I flipped on the news today (yes, my actual television, not sure why) and the big story was Craigslist gone wrong. Someone placed an ad on Craigslist saying that anything at a home in Jacksonville, Oregon was up for grabs. People responded, and carted away most of the belongings of resident Robert Salisbury. He arrived home to thirty people picking over the last of his stuff. Even the man’s horse was taken.
It’s common for people to offer stuff for free on Craigslist, as long as you come and pick it up. It’s a bit of a stretch to imagine that people would think that an entire home’s worth of belongings would be given away on the site, but that’s a post for a different day. It’s worth pointing out, though, that this isn’t the first time something like this has happened.

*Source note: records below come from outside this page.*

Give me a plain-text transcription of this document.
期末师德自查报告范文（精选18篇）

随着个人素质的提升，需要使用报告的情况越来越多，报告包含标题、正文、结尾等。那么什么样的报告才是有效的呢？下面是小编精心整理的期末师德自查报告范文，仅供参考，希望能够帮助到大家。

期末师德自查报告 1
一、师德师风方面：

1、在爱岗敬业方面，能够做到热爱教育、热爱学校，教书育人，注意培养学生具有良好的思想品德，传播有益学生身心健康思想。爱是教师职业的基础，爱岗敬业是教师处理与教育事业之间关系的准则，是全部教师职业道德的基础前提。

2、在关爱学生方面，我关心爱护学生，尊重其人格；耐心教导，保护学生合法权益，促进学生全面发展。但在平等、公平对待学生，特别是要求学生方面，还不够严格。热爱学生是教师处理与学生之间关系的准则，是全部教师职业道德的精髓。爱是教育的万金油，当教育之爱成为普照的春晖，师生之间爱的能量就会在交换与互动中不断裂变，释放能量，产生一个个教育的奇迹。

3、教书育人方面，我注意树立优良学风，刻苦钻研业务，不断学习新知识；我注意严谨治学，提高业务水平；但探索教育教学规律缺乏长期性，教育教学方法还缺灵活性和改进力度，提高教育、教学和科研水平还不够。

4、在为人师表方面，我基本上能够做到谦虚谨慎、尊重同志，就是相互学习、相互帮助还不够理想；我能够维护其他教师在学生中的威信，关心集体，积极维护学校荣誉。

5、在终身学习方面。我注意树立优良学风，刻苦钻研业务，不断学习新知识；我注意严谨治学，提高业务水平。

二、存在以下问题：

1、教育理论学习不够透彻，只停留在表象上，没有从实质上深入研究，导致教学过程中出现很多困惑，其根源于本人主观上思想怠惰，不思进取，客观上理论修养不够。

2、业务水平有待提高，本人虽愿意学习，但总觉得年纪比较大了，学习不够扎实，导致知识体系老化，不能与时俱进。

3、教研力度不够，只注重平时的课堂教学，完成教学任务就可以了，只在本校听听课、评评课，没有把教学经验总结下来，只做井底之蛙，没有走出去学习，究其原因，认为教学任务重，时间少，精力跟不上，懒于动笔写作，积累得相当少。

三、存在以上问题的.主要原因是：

I spoke to a couple of attorneys this afternoon about the potential liability of Craigslist for stuff like this. The victim has little recourse, other than insurance (I’m betting he has none) and a possible civil case against the person who posted the listing should he or she be caught. Could a litigiously minded individual find a winning argument to get Craigslist to pay for the damages? Perhaps, said the attorneys. And there are certainly plenty to lawyers who’d consider taking the case on contingency, hoping for a quick settlement/shake down to keep PR exposure over this to a minimum.
But what I really think is that Craigslist is just a mirror, and we have to take the good with the bad. Countless connections and transactions are made on the site, and the vast majority are of benefit to everyone involved.

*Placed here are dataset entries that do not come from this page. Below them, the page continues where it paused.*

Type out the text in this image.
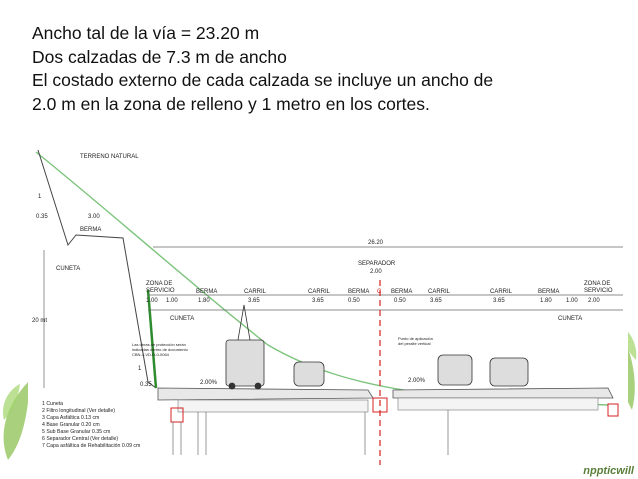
Ancho tal de la vía = 23.20 m
Dos calzadas de 7.3 m de ancho
El costado externo de cada calzada se incluye un ancho de
2.0 m en la zona de relleno y 1 metro en los cortes.
TERRENO NATURAL
1
0.35	3.00
BERMA
CUNETA
26.20
20 mt
SEPARADOR
2.00
ZONA DE
SERVICIO
ZONA DE
SERVICIO
BERMA	CARRIL	CARRIL	BERMA	BERMA	CARRIL	CARRIL	BERMA
C
1.00 1.00	1.80	3.65	3.65	0.50	0.50	3.65	3.65	1.80 1.00 2.00
CUNETA	CUNETA
Las obras de protección serán
indicadas dentro de documento
CBN-4-VD-D-0-0064
Punto de aplicación
del peralte vertical
1
0.35	2.00%	2.00%
1 Cuneta
2 Filtro longitudinal (Ver detalle)
3 Capa Asfáltica 0.13 cm
4 Base Granular 0.20 cm
5 Sub Base Granular 0.35 cm
6 Separador Central (Ver detalle)
7 Capa asfáltica de Rehabilitación 0.09 cm
nppticwill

Sure, mainstream press feasts on the occasional accident scene, making it seem like the site is a den of predators waiting to strike at anyone who drops by. Craigslist has it all – Sex, drugs, humiliation and more.

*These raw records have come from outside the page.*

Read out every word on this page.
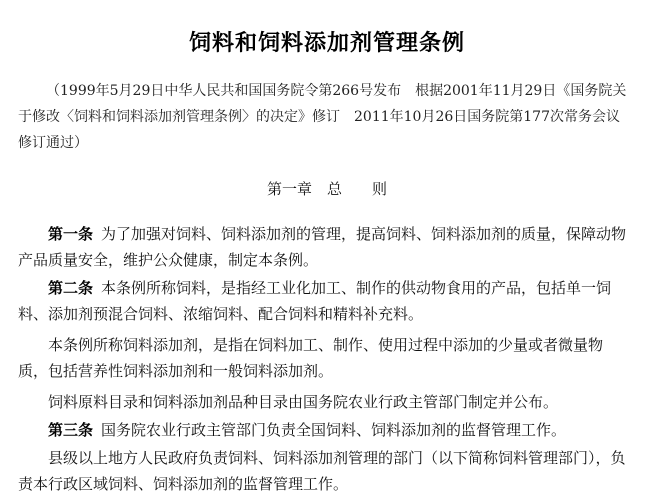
饲料和饲料添加剂管理条例
（1999年5月29日中华人民共和国国务院令第266号发布　根据2001年11月29日《国务院关于修改〈饲料和饲料添加剂管理条例〉的决定》修订　2011年10月26日国务院第177次常务会议修订通过）
第一章　总　　则
第一条 为了加强对饲料、饲料添加剂的管理，提高饲料、饲料添加剂的质量，保障动物产品质量安全，维护公众健康，制定本条例。
第二条 本条例所称饲料，是指经工业化加工、制作的供动物食用的产品，包括单一饲料、添加剂预混合饲料、浓缩饲料、配合饲料和精料补充料。
本条例所称饲料添加剂，是指在饲料加工、制作、使用过程中添加的少量或者微量物质，包括营养性饲料添加剂和一般饲料添加剂。
饲料原料目录和饲料添加剂品种目录由国务院农业行政主管部门制定并公布。
第三条 国务院农业行政主管部门负责全国饲料、饲料添加剂的监督管理工作。
县级以上地方人民政府负责饲料、饲料添加剂管理的部门（以下简称饲料管理部门），负责本行政区域饲料、饲料添加剂的监督管理工作。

But for the most part Craigslist is just a really good place to find a job, or a boyfriend, or buy cheap furniture for your dorm room. The situation today is simply an exception that proves what an important place Craigslist has taken in our culture. I feel bad for Mr. Salisbury and I hope he gets all his stuff back (especially his horse). But pointing the finger of accusation at Craigslist for what happened is not what should happen next.